I feel like that is one of the first things I learned in my college Intro to Biblical Literature class. When Genesis 1 describes the Spirit of God hovering over the waters, it sets the stage for God to bring order out of chaos. When the Great Flood swallows the earth, it is the chaos of pre-creation consuming life. When the Children of Israel cross the Sea of Reeds on dry land, they find God’s peace in the midst of chaos. When Jonah tries to run away from God rather than go to Nineveh, he finds himself sinking into the sea until a great fish provides an unexpected respite from chaos and death. The stories we see in the Bible have God bringing life out of the madness.
Until I started writing this, I had never considered the juxtaposition between the Spirit of God hovering over the waters in the Genesis 1 creation account and Jesus walking on the water in the gospels. Jesus touches the water. He is not removed from it. The chaos splashes around his feet, the waves soak his robe. It is true that he walks on the water, but Jesus is in the thick of it.

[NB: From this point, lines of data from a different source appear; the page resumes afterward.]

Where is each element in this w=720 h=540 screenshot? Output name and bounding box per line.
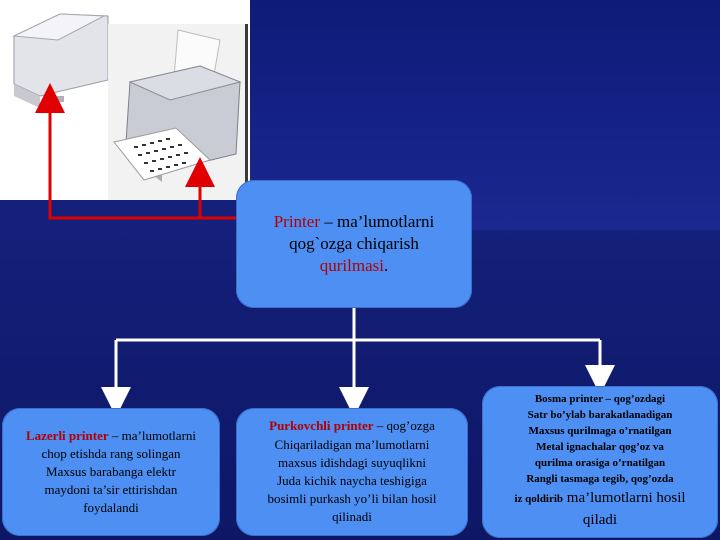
dot-line-6: Rangli tasmaga tegib, qog’ozda [526,473,674,486]
laser-line-1 [26,427,196,445]
inkjet-printer-term: Purkovchli printer [269,418,374,434]
dot-line-7-bold: iz qoldirib [514,493,564,506]
inkjet-line-2: Chiqariladigan ma’lumotlarni [274,436,430,452]
printer-term: Printer [273,211,320,231]
inkjet-line-4: Juda kichik naycha teshigiga [277,473,427,488]
dot-line-8: qiladi [582,511,618,528]
inkjet-dash: – [373,418,387,434]
definition-period: . [383,256,389,276]
inkjet-printer-text [268,417,437,526]
definition-line-1-rest: ma’lumotlarni [337,211,435,231]
printer-definition-box [236,180,472,308]
inkjet-line-5: bosimli purkash yo’li bilan hosil [267,491,437,507]
laser-line-1-rest: ma’lumotlarni [121,427,197,443]
inkjet-line-3: maxsus idishdagi suyuqlikni [277,454,427,470]
laser-printer-text [26,427,196,518]
dot-line-3: Maxsus qurilmaga o’rnatilgan [528,425,672,438]
definition-line-2: qog`ozga chiqarish [289,233,419,253]
inkjet-printer-box [236,408,468,536]
red-connector [50,98,236,218]
printer-definition-text [254,211,454,277]
laser-line-5: foydalandi [83,500,139,516]
dot-line-5: qurilma orasiga o’rnatilgan [534,457,666,470]
laser-printer-box [2,408,220,536]
dot-line-1: Bosma printer – qog’ozdagi [534,393,666,406]
inkjet-line-1 [268,417,437,435]
definition-dash: – [320,211,337,231]
laser-printer-term: Lazerli printer [25,427,109,443]
dot-line-7 [514,488,685,510]
laser-dash: – [108,427,122,443]
inkjet-line-6: qilinadi [332,509,372,525]
laser-line-4: maydoni ta’sir ettirishdan [44,482,178,498]
definition-line-1 [254,211,454,233]
dot-matrix-printer-box [482,386,718,538]
laser-line-2: chop etishda rang solingan [41,445,181,461]
dot-line-7-rest: ma’lumotlarni hosil [563,490,686,507]
laser-line-3: Maxsus barabanga elektr [46,463,176,479]
inkjet-line-1-rest: qog’ozga [386,418,435,434]
qurilmasi-term: qurilmasi [319,256,384,276]
dot-matrix-printer-text [514,392,685,531]
dot-line-4: Metal ignachalar qog’oz va [536,441,664,454]
definition-line-3 [254,255,454,277]
dot-line-2: Satr bo’ylab barakatlanadigan [527,409,673,422]
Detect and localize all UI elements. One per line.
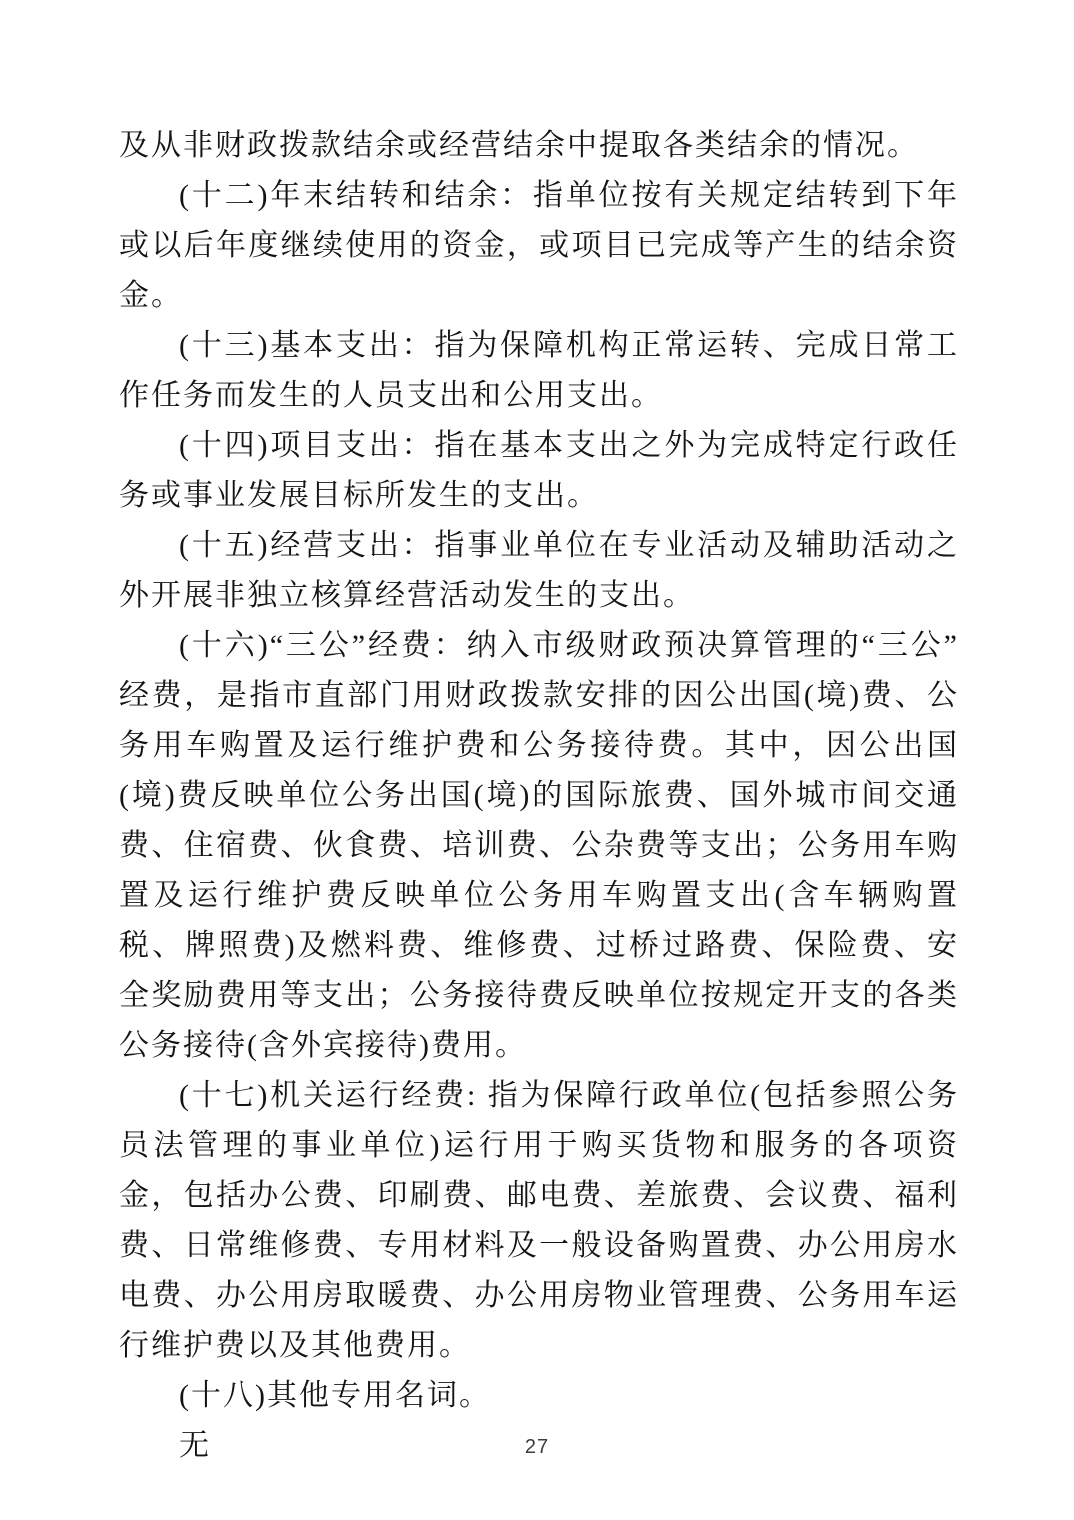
- paragraph: (十四)项目支出：指在基本支出之外为完成特定行政任务或事业发展目标所发生的支出。: [119, 429, 959, 512]
- paragraph: (十三)基本支出：指为保障机构正常运转、完成日常工作任务而发生的人员支出和公用支出。: [119, 329, 959, 412]
- paragraph: (十五)经营支出：指事业单位在专业活动及辅助活动之外开展非独立核算经营活动发生的支出。: [119, 529, 959, 612]
- paragraph: (十七)机关运行经费: 指为保障行政单位(包括参照公务员法管理的事业单位)运行用于购买货物和服务的各项资金，包括办公费、印刷费、邮电费、差旅费、会议费、福利费、日常维修费、专用材料及一般设备购置费、办公用房水电费、办公用房取暖费、办公用房物业管理费、公务用车运行维护费以及其他费用。: [119, 1079, 959, 1362]
- paragraph: (十八)其他专用名词。: [179, 1379, 491, 1412]
- paragraph: 及从非财政拨款结余或经营结余中提取各类结余的情况。: [119, 129, 919, 162]
- page-footer: [0, 1436, 1074, 1459]
- paragraph: (十六)“三公”经费：纳入市级财政预决算管理的“三公”经费，是指市直部门用财政拨款安排的因公出国(境)费、公务用车购置及运行维护费和公务接待费。其中，因公出国(境)费反映单位公务出国(境)的国际旅费、国外城市间交通费、住宿费、伙食费、培训费、公杂费等支出；公务用车购置及运行维护费反映单位公务用车购置支出(含车辆购置税、牌照费)及燃料费、维修费、过桥过路费、保险费、安全奖励费用等支出；公务接待费反映单位按规定开支的各类公务接待(含外宾接待)费用。: [119, 629, 959, 1062]
- page-number: 27: [524, 1436, 550, 1458]
- paragraph: (十二)年末结转和结余：指单位按有关规定结转到下年或以后年度继续使用的资金，或项目已完成等产生的结余资金。: [119, 179, 959, 312]
- document-text-block: [119, 121, 959, 1471]
- paragraph: 无: [179, 1429, 211, 1462]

And really? Thank God for that because we find ourselves at sea often in our lives: the illness of a loved one, a child going through a difficult time, a broken relationship, a lost job, living with depression or anxiety, tragedies that seem to happen repeatedly in a sick cycle, hurt, loss, death, uncreation, the dark and stormy nights of the soul when you wonder if God is even real. In the midst of that, I want a God who does more than hovers over the waters, but one who is in the midst of the stinging spray of the sea.